As a tt()
term is an attempt to fit a functional form that isn't constant in time for a predictor's coefficient, it doesn't make sense to have multiple tt()
terms for the same predictor in the model. What you want is a single time-varying adjustment to what the predictor (without the extra time dependence) would provide.
In fact, R won't even let you do that. This quote from Section 5 of the time-dependence vignette answers your questions:
If there are multiple tt()
terms in the formula, then the tt
argument should be a list of functions with the requisite number of elements. One footnote to this, however, is that you cannot have a formula like log(bili) + tt(age) + tt(age)
. The reason is that the R formula parser removes redundant terms before the result even gets to the coxph
function.
You can specify different tt()
functions for different predictors in a list of functions, but I think that you have to have the order within the list in the same order as the tt()
terms appear in the formula. If the number of tt()
terms and the number of elements of the list of tt()
functions doesn't agree, the software might silently choose just the first element of the list.

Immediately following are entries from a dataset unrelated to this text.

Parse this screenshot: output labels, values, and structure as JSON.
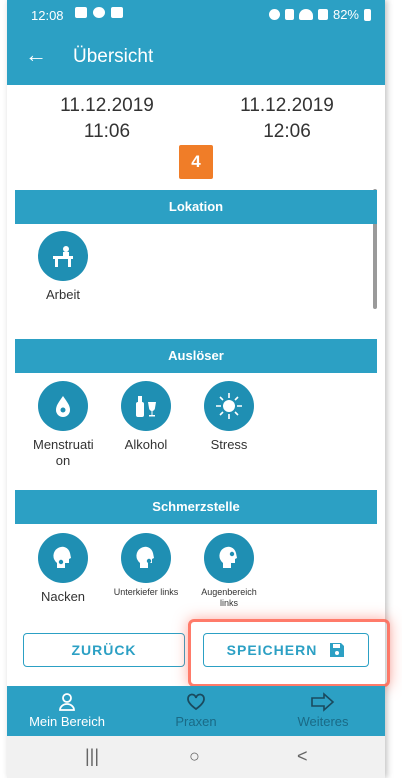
{
  "status": {
    "time": "12:08",
    "battery": "82%"
  },
  "appbar": {
    "title": "Übersicht"
  },
  "episode": {
    "start_date": "11.12.2019",
    "start_time": "11:06",
    "end_date": "11.12.2019",
    "end_time": "12:06",
    "duration": "4"
  },
  "sections": {
    "location": {
      "title": "Lokation",
      "items": [
        {
          "label": "Arbeit",
          "icon": "desk-work-icon"
        }
      ]
    },
    "triggers": {
      "title": "Auslöser",
      "items": [
        {
          "label": "Menstruati on",
          "icon": "menstruation-icon"
        },
        {
          "label": "Alkohol",
          "icon": "alcohol-icon"
        },
        {
          "label": "Stress",
          "icon": "stress-icon"
        }
      ]
    },
    "pain": {
      "title": "Schmerzstelle",
      "items": [
        {
          "label": "Nacken",
          "icon": "neck-icon"
        },
        {
          "label": "Unterkiefer links",
          "icon": "lower-jaw-icon"
        },
        {
          "label": "Augenbereich links",
          "icon": "eye-area-icon"
        }
      ]
    }
  },
  "buttons": {
    "back": "ZURÜCK",
    "save": "SPEICHERN"
  },
  "nav": {
    "my_area": "Mein Bereich",
    "practices": "Praxen",
    "more": "Weiteres"
  },
  "colors": {
    "primary": "#2ca0c4",
    "icon_circle": "#1f8fb3",
    "duration_badge": "#f07d28"
  }
}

As I understand it, a standard polynomial in a tt()
function won't result in separate coefficient estimates for each polynomial term. If you want a flexible fit for the time course, recent versions of the survival
package provide the nsk()
function that you can incorporate into a tt()
function to allow for a regression spline fit. See Section 4.2 of the vignette. That returns separate coefficients associated with spline terms: "the coefficients are the predicted values at knots 2, 3, . . . - the predicted value at knot 1."
Splines are much more reliable than standard polynomials for regression modeling, unless you have a strong theoretical reason for a particular polynomial form. I can't think of how you would have such a theoretical justification for a single polynomial for the time course of a Cox model's regression coefficient.